È inoltre obbligatorio aver frequentato almeno un’attività formativa della durata minima di 25 ore, organizzata da un soggetto accreditato, riguardante:
- l’intercultura;
- oppure l’internazionalizzazione.
Non è ammessa la partecipazione con riserva. Certificazione linguistica, attestato formativo e tutti gli altri requisiti devono essere posseduti entro il termine di presentazione della domanda. Non saranno possibili integrazioni successive.
Chi non può partecipare
Sono esclusi, tra gli altri, i docenti che:
- abbiano già svolto, nell’intera carriera, più di un mandato all’estero, anche se di durata non superiore a sei anni;
- abbiano svolto un mandato novennale o comunque superiore a sei anni;
- non possano assicurare una permanenza all’estero per sei anni scolastici consecutivi a decorrere dal 2026/2027;
- siano stati restituiti ai ruoli italiani durante un precedente servizio all’estero per incompatibilità imputabile all’interessato;
- abbiano ricevuto sanzioni disciplinari superiori alla censura senza aver ottenuto la riabilitazione.
Il possesso dei requisiti deve permanere anche durante lo svolgimento della procedura e per tutto il periodo di validità delle graduatorie.
Le domande possono essere presentate dalle ore 9.00 del 1° agosto alle ore 23.59 del 31 agosto 2026, esclusivamente attraverso il portale SPSE del Ministero degli Affari Esteri e della Cooperazione Internazionale, accedendo con SPID o CIE.
La procedura prevede un colloquio obbligatorio, comprensivo dell’accertamento linguistico, che si svolgerà in presenza presso la sede del MAECI a Roma.

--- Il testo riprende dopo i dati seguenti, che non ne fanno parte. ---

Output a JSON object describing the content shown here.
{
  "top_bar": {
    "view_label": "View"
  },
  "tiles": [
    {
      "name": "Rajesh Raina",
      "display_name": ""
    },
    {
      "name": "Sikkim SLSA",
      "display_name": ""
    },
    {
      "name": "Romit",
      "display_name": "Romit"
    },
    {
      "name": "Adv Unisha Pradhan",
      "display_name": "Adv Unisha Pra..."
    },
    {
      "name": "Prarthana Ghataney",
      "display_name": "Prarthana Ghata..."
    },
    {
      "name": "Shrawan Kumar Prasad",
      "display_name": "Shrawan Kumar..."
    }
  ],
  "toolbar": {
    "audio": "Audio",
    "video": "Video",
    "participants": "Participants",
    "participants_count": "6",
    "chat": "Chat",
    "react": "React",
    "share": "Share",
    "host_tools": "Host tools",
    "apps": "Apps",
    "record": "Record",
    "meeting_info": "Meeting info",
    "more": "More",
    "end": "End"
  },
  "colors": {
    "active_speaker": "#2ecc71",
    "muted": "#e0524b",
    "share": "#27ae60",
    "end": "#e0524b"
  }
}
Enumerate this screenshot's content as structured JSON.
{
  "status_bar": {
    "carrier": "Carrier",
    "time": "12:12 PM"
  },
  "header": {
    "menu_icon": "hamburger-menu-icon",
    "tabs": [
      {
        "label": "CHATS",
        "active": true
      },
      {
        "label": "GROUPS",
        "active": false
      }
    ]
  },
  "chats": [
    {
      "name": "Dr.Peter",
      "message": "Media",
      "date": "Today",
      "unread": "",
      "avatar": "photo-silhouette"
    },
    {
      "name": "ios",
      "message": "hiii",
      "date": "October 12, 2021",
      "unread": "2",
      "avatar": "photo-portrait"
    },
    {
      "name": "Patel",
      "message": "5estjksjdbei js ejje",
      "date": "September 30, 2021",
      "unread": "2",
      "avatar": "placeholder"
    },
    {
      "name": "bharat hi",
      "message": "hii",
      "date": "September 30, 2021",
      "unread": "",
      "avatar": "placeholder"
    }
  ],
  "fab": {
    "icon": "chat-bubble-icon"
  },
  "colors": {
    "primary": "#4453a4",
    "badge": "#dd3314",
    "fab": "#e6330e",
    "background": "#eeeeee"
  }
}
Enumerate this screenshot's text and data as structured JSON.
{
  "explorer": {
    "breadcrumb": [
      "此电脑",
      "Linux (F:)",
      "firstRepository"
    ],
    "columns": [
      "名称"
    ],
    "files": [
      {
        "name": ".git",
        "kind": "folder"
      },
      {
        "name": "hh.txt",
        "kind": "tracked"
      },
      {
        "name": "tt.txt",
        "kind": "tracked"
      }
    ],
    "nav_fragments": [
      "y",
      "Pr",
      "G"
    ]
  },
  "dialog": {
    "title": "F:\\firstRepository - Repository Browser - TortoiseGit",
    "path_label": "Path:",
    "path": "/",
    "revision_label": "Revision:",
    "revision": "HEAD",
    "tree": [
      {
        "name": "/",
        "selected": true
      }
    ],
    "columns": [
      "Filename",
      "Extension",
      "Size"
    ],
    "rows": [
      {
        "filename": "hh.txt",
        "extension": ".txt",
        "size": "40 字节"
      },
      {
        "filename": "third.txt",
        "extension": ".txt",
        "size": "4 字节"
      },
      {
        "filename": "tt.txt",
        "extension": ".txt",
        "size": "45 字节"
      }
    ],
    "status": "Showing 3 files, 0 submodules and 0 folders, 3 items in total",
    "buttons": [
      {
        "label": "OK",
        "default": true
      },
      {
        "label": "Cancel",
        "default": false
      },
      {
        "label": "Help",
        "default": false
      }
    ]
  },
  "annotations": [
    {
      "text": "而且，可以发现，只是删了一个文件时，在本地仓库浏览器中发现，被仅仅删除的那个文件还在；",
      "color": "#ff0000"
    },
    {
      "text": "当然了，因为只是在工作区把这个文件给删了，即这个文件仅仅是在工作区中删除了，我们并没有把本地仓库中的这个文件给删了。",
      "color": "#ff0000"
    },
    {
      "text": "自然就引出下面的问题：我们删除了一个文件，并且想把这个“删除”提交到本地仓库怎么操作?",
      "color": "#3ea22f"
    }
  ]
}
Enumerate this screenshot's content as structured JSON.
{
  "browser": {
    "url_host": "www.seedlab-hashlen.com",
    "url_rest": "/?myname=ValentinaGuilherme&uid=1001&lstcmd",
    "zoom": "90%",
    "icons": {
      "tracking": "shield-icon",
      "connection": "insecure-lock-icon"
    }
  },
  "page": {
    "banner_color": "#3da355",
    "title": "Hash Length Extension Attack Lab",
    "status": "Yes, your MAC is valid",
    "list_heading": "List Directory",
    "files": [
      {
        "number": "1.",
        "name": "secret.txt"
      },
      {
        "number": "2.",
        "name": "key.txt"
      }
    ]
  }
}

La procedura è finalizzata alla costituzione di nuove graduatorie per le classi di concorso, i posti e le aree linguistiche per i quali le graduatorie vigenti risultano esaurite o in via di esaurimento. Non viene pertanto messo a concorso un numero predeterminato di posti.
I posti disponibili saranno individuati annualmente dal MAECI e potranno essere aggiornati nel corso dell’anno in presenza di nuove esigenze. Le graduatorie già vigenti manterranno la precedenza rispetto a quelle formate con la nuova selezione.